En complément des revenus de potier,
Jean-Claude MATHIS possédait un certain nombre de terres. Par acte
reçu par Me MENY alors Notaire à Colombey-les-Belles, le 17 mai
1878, il a consenti à ses trois fils vivants François, Jean-Joseph
et
Nicolas,
une donation partage de l’ensemble de son patrimoine, le
répartissant ainsi équitablement entre ses trois enfants.
Nicolas MATHIS
a eu frères et sœurs, dont 5
sont décédés à la naissance.
Toujours
dans le recensement de population de 1846
Nicolas
dit Cadet MATHIS
a 12 ans . Comme il a été dit
précédemment, son père est potier de terre, la famille habite 9 et
10 rue du Travel, outre les parents, trois enfants y sont dénombrés.
-
Jean-Joseph, 26 ans, potier de terre, né à Favières
le 21 juillet 1819, décédé à Favières le 8 février 1895,
-
François, 22 ans, lui aussi potier de terre, né à
Favières le 4 juin 1823, décédé à Favières le 21 janvier 1830,
-
Et
Nicolas dit Cadet.
Dans le
recensement de population de 1881,
le village ne compte plus que 993 habitants et il ne reste plus que
deux patrons potiers de terre, les deux frères MATHIS :
-
Jean-Joseph,
62 ans époux de MALDEME Marie-Clare, demeurant 10 rue Franche Merde,
le couple a une fille Marie-Claire Gabrielle, 28 ans, qui demeure
avec ses parents.
-
Nicolas
marié à Marguerite GUYOT dite
Zélie le 26 juillet 1862 à Favières. Le couple a deux enfants :
Lucie Clotilde, 15 ans ; Jules 14 ans.
Sur le
recensement de 1886,
nous retrouvons les deux
frères MATHIS :
-
Jean-Joseph a
alors 67 ans, son épouse 66 ans, il est recensé comme patron
fabricant de pots de terre.
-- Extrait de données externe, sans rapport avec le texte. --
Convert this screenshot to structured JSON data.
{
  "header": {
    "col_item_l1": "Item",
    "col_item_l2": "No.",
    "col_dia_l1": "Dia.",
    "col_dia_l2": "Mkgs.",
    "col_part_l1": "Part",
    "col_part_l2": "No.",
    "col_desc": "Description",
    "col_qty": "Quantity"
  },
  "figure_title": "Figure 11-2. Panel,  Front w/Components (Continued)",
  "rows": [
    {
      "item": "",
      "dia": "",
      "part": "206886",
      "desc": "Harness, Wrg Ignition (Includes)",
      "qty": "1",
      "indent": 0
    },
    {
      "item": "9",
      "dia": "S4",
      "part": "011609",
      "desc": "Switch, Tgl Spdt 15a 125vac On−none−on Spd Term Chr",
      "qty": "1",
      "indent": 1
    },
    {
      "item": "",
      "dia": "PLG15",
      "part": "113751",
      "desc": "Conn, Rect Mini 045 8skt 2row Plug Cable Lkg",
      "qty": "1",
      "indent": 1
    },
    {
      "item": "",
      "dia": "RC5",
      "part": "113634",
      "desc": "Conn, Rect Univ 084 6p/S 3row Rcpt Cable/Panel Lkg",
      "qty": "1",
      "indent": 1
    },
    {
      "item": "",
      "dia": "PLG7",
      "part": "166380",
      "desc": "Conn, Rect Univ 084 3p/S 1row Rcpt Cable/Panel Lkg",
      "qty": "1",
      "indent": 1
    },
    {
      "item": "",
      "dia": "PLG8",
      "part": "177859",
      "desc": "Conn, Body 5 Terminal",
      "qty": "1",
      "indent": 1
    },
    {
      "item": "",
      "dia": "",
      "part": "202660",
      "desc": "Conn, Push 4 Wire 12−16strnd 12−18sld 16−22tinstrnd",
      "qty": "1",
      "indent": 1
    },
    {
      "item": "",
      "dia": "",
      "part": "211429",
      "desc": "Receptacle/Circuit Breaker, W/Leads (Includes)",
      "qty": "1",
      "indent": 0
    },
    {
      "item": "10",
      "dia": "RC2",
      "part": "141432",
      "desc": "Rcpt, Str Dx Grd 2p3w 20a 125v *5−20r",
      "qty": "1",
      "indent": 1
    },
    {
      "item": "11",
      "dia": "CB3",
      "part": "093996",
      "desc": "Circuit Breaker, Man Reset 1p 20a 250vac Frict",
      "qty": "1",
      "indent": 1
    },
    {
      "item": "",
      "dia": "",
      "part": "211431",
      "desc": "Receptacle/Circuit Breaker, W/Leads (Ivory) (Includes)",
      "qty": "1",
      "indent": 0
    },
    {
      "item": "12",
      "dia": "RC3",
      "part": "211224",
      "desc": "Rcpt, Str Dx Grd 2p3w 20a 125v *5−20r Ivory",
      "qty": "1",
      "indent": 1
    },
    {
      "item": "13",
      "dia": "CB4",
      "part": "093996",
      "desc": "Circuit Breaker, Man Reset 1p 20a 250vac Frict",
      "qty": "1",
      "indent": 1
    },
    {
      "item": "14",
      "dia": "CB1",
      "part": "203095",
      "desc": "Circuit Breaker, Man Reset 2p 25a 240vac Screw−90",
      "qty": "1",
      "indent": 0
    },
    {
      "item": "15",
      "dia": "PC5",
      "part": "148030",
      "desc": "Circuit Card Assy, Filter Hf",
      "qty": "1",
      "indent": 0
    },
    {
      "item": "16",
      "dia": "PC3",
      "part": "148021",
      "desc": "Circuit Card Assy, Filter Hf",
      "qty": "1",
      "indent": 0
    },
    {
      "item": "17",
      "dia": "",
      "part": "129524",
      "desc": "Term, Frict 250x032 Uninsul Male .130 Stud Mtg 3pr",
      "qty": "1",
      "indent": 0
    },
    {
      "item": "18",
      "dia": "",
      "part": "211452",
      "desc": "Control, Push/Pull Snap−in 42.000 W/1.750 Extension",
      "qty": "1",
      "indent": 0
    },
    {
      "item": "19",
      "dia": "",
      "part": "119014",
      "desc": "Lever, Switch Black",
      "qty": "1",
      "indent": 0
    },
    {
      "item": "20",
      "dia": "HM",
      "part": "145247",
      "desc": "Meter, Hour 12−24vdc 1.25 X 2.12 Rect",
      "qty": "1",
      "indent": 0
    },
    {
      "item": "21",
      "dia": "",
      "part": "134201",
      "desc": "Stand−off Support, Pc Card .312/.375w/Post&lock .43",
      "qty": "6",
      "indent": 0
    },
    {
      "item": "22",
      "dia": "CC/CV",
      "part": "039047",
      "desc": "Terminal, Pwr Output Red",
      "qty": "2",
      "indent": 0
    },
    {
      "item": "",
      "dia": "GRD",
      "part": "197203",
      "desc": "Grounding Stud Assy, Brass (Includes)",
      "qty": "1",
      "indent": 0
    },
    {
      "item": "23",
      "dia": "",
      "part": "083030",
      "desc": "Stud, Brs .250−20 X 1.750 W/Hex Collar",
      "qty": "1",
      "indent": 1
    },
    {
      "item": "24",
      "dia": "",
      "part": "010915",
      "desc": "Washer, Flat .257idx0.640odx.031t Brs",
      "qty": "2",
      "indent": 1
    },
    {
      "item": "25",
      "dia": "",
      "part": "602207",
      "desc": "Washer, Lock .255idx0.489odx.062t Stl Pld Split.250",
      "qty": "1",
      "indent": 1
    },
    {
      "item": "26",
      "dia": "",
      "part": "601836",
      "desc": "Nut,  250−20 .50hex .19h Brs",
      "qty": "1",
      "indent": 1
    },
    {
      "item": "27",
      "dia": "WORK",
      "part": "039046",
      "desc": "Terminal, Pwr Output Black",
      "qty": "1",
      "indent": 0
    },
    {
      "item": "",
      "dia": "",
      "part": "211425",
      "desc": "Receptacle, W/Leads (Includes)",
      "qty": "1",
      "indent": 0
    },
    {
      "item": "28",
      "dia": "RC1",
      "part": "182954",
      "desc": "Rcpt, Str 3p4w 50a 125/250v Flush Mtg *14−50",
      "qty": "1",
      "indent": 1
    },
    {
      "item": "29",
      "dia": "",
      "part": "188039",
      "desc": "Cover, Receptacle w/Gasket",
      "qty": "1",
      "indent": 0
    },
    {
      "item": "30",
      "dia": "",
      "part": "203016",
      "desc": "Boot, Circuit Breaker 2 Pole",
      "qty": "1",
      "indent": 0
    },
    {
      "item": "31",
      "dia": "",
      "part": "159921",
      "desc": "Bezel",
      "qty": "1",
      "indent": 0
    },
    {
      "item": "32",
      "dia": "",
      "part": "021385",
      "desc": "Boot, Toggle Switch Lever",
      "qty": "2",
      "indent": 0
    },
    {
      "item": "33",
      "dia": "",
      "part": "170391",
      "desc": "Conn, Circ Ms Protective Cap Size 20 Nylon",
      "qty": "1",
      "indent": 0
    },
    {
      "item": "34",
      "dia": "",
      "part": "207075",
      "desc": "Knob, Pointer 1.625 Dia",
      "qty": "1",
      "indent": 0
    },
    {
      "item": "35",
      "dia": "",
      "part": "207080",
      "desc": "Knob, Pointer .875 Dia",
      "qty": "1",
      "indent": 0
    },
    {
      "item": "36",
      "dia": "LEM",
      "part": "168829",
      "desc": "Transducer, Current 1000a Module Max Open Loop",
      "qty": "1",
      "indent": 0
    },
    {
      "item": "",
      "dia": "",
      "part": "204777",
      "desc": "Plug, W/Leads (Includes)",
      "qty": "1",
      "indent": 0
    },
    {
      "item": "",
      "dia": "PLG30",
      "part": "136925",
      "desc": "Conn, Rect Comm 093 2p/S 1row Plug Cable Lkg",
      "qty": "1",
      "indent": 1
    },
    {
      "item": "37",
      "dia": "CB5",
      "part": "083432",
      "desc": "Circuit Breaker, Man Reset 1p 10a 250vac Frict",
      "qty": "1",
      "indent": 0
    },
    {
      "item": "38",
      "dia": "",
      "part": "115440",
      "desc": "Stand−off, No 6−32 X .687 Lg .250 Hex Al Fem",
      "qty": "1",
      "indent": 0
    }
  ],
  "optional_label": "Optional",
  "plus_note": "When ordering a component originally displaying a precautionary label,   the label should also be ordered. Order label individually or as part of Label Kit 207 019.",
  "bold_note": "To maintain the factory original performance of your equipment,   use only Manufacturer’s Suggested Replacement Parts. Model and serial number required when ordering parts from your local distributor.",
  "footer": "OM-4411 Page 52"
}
Leur fille Marie-Gabrielle a 32 ans,
elle est sans profession et habite chez ses parents au 7 rue Franche
Merde.
-
Nicolas
quant à lui a 52 ans, son
épouse nommée Zélie a 46 ans, il est également recensé comme patron
fabricant de pots de terre, habitent toujours avec eux au 7 rue du
Travel : Lucie 19 ans, Jules Eugène 18 ans, alors ouvrier potier.
Dans le
recensement de population de 1891,
les deux frères MATHIS sont toujours en exercice :
-
Jean-Joseph a 72 ans, il est toujours
patron potier, son épouse a 71 ans, ils habitent 7 rue Franche
Merde, Jean-Joseph décède à Favières le 8 février 1895. Leur fille
Gabrielle a 37 ans, elle habite toujours avec eux, mais est alors
ouvrière cultivatrice.
-
Nicolas
a 56 ans, son épouse
Marguerite Clotilde a 50 ans, elle est ouvrière brodeuse, il
habitent 12 rue du Travel. Lucie habite toujours avec eux, âgée de
24 ans elle est devenue aide des Postes. Jules a quitté Favières. Il
a pris la place d’un conscrit ayant tiré un mauvais numéro et a été
envoyé à Diégo-Suarez (Madagascar) à une date inconnue. Libéré lors
de son débarquement à Marseille le 25 novembre 1892, la famille perd
ensuite sa trace.
Dans le
recensement de 1901,
il n’est plus relevé que deux familles MATHIS :
-
Gabrielle (fille de Jean-Joseph), elle est chef de
famille, célibataire, 46 ans, elle habite 8 rue Franche Merde.
-
Nicolas,
67 ans, toujours potier, et
son épouse, à nouveau dénommée Zélie, 61 ans, sans profession, ils
demeurent 14 rue du Travel. Lucie n’habite plus avec eux, elle vit à
Colombey-les-Belles, où elle a été nommée receveur des Postes en
1902.
Dans le
recensement de 1906,
nous n’avons pas trouvé traces de MATHIS à Favières.
Pourtant, dans l’acte de décès de
Clotilde Marguerite GUYOT (Zélie) épouse de
Nicolas MATHIS,
survenu à Favières le 8 février 1912, le domicile est toujours à
Favières,
Nicolas,
77 ans, est encore potier.
Après ce deuil,
Nicolas
part à Colombey-lesBelles,
vivre chez sa fille Lucie. Il y décédera le 21 février 1917.
Dans la famille
Nicolas dit Cadet
était aussi renommé
comme « guérisseur de secret ».
Aujourd’hui,
la maison du potier, rue du Travel, existe toujours. En souvenir de
son passé, elle possède une cloche en terre sur le faîte de sa
toiture. Il est vraisemblable que la famille y a toujours vécu, mais
la numérotation a évolué au fil des ans.